Il gameplay delle fasi di combattimenti riprende i dettami classici degli Action RPG, con il nostro personaggio che si può muovere in real time in un’area predefinita ed attaccare i nemici presenti guadagnando bonus eventuali a seconda della posizione rispetto all’avversario; per spiegarsi meglio, se ci portiamo alle spalle del nostro avversario durante il nostro turno avremo maggiori possibilità di effettuare colpi critici ed infliggere maggiori danni. In aggiunta a questo sistema classico, subentrano alcune variabili, come i cristalli, che influenzano l’area di gioco. Questi si suddividono in cristalli grandi, che influenzano tutta l’arena di gioco, ed in cristalli piccoli che influenzano una zona ben delineata del campo di battaglia, e si applicano a tutti i personaggi, nemici ed alleati, all’interno del loro raggio d’azione, andando a modificare l’effetto e la resistenza degli stessi. Questa trovata aggiunge spessore tattico agli scontri, portandoci, per esempio, a far avvicinare un nemico di fuoco ad un cristallo di ghiaccio, in modo da renderlo meno efficace e meno resistente.

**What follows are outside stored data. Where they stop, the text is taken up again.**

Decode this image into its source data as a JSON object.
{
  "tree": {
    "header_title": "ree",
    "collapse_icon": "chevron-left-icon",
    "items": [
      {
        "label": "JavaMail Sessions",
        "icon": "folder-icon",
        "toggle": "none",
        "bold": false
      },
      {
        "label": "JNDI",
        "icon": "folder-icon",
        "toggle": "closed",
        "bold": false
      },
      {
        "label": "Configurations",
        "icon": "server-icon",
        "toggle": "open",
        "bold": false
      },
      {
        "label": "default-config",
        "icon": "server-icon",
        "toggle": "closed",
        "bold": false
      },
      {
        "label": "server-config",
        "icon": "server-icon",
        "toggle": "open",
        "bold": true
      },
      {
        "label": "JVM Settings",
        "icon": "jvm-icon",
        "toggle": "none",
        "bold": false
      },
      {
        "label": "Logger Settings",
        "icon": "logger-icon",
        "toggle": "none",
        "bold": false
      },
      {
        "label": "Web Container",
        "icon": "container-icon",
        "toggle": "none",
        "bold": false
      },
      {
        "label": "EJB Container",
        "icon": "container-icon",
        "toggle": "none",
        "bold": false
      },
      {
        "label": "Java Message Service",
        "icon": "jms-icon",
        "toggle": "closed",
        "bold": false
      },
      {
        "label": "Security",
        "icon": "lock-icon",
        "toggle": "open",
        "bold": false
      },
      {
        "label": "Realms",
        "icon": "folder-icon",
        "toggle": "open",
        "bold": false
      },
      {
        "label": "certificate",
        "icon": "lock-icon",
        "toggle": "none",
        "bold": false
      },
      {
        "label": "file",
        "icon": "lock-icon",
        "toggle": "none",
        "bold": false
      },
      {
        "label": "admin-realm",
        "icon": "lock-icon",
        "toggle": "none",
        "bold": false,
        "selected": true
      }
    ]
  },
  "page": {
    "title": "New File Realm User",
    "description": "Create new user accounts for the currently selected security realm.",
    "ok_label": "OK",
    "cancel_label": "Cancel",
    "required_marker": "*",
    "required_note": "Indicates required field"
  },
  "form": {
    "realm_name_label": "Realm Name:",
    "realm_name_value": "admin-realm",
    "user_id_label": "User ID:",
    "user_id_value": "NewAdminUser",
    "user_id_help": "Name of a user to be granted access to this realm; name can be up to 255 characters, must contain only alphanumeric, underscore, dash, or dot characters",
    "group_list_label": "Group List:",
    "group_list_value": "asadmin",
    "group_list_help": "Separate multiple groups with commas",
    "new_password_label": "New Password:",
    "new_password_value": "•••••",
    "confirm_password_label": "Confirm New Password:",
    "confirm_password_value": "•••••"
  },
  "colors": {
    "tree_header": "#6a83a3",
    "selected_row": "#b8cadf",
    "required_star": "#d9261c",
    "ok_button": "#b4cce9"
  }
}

Ad aumentare ulteriormente lo spessore tattico degli scontri ci pensa una simpatica abilità che ci permette di visualizzare ed annettere i nemici che incontreremo alle schiere dei nostri fedeli servitori, inserendo un elemento collezionistico in tipico stile Pokémon; questi, oltre a poter essere usati in battaglia, vanno a potenziare la nostra fortezza mobile, portandoci quindi a farmare determinati nemici per ottenere bonus maggiori. Inoltre faranno capolino alcuni combattimenti a bordo del nostro palazzo mobile, il G-Castle, che ha la simpatica facoltà di trasformarsi in un robottone gigante in sessioni di combattimento dedicate e sufficientemente diversificate dai combattimenti base.
Anime che passione
Arriviamo dunque a parlare dell’aspetto meno riuscito, solitamente, delle produzioni di nicchia giapponesi, ossia l’aspetto tecnico. Anche in questo caso il risultato è tutt’altro che impressionante, e difficilmente raggiunge i livelli di molte delle Remastered HD che abbiamo avuto modo di provare durante la generazione in corso. Gli sprite 2D dove si svolgono i dialoghi sono ottimamente realizzati e ben disegnati e colorati, con piccole animazioni che servono principalmente ad enfatizzare le emozioni dei protagonisti, ed altrettanto di qualità sono gli sfondi che li accompagnano. Buone le animazioni ed il design in generale, sopratutto per il target a cui è rivolta la produzione, mentre lo stesso non si può dire del mondo di gioco. Difatti, quest’ultimo, nonostante l’uso del Cell Sharding, risulta spesso spoglio, vuoto e privo di un qualsivoglia dettaglio o finezza visiva, sia durante l’esplorazione che durante le fasi di combattimento, ed il tutto è aggravato anche da una texturizzazione alquanto grossolana e difficilmente impressionante.
Di buona fattura invece è il doppiaggio, sia in inglese che in giapponese, ed altrettanto meritevoli sono le musiche di accompagnamento, spesso leggere e scanzonate come l’atmosfera generale del titolo stesso. Ottima anche la fluidità complessiva e l’assenza di grossi difetti grafici, ad esclusione di un po di Aliasing qua e là, ma nulla di così terribilmente fastidioso.